# Settings for Canon 7D to take Sports Photography



## FOCUS_YU (Dec 15, 2010)

Hello everyone in this forum,

As probably many people around I had enough of cheap, unreliable, slow and undesirable cameras in my life so I decided to splash my hard earned CASH for 7D. 
Now i have camera and EFS 18-135 IS lens with mind set to get new 70-200 II F/2.8 very soon. My problem is not being educated enough to know how to use this camera but learning. Would anyone be kind enough to let me know how to set 7D to take sport/action photography (car racing and football).
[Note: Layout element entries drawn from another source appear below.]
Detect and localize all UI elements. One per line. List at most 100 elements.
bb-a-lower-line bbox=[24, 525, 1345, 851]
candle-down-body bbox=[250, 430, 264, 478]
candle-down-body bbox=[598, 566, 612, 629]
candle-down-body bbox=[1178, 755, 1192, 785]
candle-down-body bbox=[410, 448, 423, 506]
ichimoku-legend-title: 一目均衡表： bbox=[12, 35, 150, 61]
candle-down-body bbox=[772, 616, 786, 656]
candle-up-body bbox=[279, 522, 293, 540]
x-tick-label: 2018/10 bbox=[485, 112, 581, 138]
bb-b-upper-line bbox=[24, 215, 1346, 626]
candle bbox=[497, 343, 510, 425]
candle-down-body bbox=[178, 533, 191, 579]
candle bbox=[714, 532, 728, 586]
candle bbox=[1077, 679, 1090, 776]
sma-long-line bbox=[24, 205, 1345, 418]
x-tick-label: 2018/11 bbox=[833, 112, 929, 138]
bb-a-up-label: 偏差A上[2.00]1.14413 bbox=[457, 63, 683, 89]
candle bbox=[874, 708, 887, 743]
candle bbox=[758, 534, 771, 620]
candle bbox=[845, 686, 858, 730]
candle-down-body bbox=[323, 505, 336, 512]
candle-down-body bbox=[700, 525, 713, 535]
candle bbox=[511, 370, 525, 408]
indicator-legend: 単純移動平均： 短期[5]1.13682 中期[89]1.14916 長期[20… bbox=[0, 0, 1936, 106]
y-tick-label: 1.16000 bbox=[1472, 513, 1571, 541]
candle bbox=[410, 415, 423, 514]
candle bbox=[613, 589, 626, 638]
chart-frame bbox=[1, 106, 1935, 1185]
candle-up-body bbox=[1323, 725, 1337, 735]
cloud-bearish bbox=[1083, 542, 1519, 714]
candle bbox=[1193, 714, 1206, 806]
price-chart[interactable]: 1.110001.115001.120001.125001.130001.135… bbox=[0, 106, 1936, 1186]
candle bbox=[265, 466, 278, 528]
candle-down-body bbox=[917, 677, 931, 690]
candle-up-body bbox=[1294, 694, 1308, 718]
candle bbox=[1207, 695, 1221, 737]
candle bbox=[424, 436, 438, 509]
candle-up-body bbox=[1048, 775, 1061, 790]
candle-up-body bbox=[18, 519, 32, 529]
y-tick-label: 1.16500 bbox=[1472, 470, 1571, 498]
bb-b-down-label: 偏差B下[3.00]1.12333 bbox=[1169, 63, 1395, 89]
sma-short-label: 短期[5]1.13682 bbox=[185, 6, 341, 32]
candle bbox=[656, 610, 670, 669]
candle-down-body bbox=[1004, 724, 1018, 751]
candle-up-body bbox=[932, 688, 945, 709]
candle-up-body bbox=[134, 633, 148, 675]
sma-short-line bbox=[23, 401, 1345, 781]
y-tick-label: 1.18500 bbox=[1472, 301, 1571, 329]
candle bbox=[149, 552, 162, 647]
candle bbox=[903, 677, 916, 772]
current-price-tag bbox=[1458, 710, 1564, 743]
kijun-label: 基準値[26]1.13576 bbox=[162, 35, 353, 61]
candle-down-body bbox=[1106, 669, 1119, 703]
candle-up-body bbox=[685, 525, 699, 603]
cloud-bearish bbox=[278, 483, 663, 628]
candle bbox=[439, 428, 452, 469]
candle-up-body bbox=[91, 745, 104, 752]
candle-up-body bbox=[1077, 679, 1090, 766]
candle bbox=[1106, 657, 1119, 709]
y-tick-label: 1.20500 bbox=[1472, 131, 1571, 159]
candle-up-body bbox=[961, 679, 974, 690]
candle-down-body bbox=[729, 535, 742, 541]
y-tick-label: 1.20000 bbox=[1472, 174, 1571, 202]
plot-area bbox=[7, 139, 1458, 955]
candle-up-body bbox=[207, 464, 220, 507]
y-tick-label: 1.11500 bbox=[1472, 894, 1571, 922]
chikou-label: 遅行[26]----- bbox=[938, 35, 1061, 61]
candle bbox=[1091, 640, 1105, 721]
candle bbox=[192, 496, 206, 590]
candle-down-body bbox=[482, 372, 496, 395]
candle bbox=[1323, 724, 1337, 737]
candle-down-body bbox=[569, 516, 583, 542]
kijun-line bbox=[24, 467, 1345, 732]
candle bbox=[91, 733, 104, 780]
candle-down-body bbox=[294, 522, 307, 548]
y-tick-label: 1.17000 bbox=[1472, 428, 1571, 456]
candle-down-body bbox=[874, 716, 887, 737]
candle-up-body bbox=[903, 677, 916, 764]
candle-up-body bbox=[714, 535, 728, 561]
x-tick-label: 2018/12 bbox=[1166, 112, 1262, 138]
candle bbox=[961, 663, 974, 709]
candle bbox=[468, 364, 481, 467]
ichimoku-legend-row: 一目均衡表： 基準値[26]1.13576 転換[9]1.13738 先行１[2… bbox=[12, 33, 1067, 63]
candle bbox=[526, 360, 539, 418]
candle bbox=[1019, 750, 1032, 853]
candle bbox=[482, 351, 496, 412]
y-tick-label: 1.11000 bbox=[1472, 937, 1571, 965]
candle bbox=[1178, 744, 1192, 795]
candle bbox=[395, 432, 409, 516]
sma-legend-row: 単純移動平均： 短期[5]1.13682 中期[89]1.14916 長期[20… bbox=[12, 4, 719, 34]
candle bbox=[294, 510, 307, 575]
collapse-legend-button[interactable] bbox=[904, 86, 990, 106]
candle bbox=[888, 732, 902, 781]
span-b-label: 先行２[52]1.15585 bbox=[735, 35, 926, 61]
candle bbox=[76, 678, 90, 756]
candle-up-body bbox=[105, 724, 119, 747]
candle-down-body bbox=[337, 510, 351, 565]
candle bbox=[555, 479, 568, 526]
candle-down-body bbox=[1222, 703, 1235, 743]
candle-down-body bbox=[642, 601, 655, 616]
Every picture i take and setting i did it comes with blur.

Any help as for settings will help...

Thank you ALL.

Focus_YU


----------



## Hardrock (Dec 15, 2010)

This-will-help :thumbup:


----------



## flyingember (Dec 15, 2010)

football and car racing will require very different settings

one is daylight with super fast objects, the other is at night under varying quality lighting with as fast as a person can go

I remember taking photos for football in high school.  the lighting on the field mattered more than anything unless I used a flash and I had a 1.8 lens.

on car racing, how far are you from the cars?


----------



## mjhoward (Dec 15, 2010)

FOCUS_YU said:


> Every picture i take and setting i did it comes with blur.



Use a faster shutter.  To compensate for the loss of light, use a higher ISO or flash.


----------



## gsgary (Dec 15, 2010)

flyingember said:


> football and car racing will require very different settings
> 
> one is daylight with super fast objects, the other is at night under varying quality lighting with as fast as a person can go
> 
> ...



He is talking about proper football (soccer)

It is very hard to give you settings without knowing how much light there is and what effect you want
Fnd some motror football if you don't how much experience use Aperture priority and have your aperture at it's biggest opening (smallest number) to blur background and then adjust you iso from 100 upwards untill you get minimum 1/640 for motorsport head on shots use aperture priority minimum 1/800 and side on panning use shutter priority start at about 1/250 (to show movement in the wheels) when you get the hang of it you can lower your shutter speed 
I don't shot football but here are some rugby shots to look at the settings they will be similar Sheffield Eagles V Doncaster Lakers 4/3/07 - Gary Clarke's Photos

and some motorbikes Cadwell BSB Practise - Gary Clarke's Photos


----------



## FOCUS_YU (Mar 27, 2011)

Im back live and kicking,

Finally i manage to get EF 70-200 f/2.8 II IS USM and ready to take some good shots.. Most of them would be my 9 year old sun playing football (soccer) on outside mini football pitch with me standing on touch line.. would anyone give me good settings for 7D to memorize on C1 please..

Kind regards, 

Focus_YU 
(Canon 7D, EFS 18-135 IS, EF 70-200 f/2.8 II IS USM, EFS 10-22, Canon 580 ex flash)


----------



## Rohnald (Mar 27, 2011)

Yes EF 70-200 is the best; I have used it and got great results so I highly recommend it to. Moreover, lighting setting is the most important for best result; you must consider this point before taking the pictures.


----------